Two other locations, in the University District and in Bellevue, are still open but are expected to close at the end of January, according to employees who answered the stores’ phones Wednesday.
Julep was founded in 2006 by Jane Park, a former Starbucks executive, and launched a subscription beauty service while it opened four nail parlors around the Puget Sound region. The subscription service, which is still accepting sign-ups, delivers monthly boxes of skin care, nail polish and other makeup to subscribers for $19.99 per month.
The subscription service ran into controversy two years ago, when the state Office of the Attorney General said the company would pay $3 million for using “deceptive” marketing practices and making it difficult for customers to cancel subscriptions.
Park disputed the dollar figure at the time and said the settlement did not call the practices “deceptive.”
Julep raised more than $68 million from prominent Seattle investors including Madrona Venture Group and Maveron by December 2016, when it was acquired by Glansaol, a beauty company that had just been established in partnership with private equity company Warburg Pincus.

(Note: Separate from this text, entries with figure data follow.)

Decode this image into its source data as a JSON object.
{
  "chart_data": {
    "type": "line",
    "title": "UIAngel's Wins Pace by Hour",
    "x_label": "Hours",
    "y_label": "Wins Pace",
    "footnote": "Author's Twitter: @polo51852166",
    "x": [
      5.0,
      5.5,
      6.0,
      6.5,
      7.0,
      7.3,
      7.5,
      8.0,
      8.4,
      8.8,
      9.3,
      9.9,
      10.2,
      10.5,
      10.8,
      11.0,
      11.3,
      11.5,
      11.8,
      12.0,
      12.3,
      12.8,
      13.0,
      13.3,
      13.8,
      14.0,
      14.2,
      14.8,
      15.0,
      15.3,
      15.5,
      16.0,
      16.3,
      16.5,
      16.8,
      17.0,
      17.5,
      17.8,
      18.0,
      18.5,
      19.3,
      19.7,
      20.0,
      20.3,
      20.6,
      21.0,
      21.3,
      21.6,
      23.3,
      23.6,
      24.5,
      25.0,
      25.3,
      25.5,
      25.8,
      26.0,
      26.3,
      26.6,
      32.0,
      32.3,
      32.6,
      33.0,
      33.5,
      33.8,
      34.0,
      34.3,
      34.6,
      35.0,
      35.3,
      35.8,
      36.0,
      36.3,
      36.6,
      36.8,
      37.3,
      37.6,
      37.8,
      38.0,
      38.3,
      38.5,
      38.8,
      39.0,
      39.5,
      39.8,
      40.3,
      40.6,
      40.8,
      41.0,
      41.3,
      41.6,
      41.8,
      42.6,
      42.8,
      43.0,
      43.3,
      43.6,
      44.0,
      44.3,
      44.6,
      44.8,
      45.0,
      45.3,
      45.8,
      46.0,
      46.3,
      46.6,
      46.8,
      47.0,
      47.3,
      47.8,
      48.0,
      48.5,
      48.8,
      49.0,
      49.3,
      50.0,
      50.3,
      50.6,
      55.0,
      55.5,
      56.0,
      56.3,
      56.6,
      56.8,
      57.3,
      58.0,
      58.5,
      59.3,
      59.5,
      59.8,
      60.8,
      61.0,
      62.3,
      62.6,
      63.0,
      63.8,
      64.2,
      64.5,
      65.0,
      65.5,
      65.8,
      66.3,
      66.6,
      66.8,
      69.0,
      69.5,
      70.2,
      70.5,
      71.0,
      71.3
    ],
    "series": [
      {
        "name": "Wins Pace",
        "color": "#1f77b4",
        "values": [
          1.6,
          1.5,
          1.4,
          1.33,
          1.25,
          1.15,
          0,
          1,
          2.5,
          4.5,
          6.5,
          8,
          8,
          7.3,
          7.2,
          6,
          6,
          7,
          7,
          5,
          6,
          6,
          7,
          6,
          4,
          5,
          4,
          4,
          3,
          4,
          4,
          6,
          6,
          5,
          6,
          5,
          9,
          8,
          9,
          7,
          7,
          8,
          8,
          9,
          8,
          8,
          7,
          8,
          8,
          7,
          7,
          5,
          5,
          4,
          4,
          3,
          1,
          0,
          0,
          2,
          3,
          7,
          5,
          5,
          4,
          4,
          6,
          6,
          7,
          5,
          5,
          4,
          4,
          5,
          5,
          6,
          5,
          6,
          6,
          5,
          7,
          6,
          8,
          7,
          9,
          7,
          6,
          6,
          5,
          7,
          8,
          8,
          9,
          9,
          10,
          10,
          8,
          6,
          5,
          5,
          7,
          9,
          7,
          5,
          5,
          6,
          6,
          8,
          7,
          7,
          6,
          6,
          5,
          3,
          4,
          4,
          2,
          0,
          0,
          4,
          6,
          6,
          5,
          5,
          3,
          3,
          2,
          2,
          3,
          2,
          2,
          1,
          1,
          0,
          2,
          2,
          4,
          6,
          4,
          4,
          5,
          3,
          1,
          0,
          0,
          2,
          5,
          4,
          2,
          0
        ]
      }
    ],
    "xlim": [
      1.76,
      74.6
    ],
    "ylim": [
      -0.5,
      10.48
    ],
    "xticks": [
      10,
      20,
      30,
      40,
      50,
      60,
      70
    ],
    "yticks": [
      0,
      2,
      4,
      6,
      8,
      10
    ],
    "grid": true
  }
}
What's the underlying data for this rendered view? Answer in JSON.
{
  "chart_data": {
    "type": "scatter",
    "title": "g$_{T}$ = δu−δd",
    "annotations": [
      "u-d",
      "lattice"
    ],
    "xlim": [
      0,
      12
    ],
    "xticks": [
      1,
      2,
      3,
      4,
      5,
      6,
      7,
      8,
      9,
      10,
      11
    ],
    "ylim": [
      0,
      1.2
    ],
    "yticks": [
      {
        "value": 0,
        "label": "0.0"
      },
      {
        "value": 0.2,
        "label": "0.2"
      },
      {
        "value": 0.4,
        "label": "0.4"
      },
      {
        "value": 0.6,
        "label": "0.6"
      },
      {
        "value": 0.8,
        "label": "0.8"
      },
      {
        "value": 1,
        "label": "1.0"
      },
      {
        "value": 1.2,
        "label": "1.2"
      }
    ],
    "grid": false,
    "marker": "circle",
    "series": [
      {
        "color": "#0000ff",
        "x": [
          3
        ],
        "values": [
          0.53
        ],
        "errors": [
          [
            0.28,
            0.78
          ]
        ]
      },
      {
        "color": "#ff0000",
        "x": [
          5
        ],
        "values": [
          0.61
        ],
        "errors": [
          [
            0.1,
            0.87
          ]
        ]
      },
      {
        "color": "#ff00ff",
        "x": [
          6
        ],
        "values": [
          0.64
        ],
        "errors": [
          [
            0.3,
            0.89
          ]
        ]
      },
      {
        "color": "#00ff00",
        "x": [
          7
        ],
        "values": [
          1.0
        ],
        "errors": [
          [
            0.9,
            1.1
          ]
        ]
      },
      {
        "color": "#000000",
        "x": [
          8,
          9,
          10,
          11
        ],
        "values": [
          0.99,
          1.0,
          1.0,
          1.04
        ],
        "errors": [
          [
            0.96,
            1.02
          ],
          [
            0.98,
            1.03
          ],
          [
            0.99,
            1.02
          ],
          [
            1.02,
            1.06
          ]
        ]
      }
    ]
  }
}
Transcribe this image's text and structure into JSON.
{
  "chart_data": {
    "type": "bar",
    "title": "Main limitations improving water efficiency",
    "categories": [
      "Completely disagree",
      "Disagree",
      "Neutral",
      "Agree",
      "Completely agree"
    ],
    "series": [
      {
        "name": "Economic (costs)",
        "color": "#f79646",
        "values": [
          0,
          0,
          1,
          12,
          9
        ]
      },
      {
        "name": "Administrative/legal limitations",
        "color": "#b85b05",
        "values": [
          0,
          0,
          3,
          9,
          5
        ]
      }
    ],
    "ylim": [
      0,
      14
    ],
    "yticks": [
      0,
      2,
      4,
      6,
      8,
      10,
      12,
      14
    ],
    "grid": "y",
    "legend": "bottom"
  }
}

At the time, Julep had 143 employees, and the company said no layoffs were planned. Park stepped down from day-to-day operations at the company after the sale.
When Glansaol filed for bankruptcy protection last week it made a preliminary deal to sell most of its assets to AS Beauty, which makes semi-permanent makeup.
Glansaol’s brands will continue to do business, Bernardini said Wednesday. “Without a doubt, the Julep business will be maintained,” she said.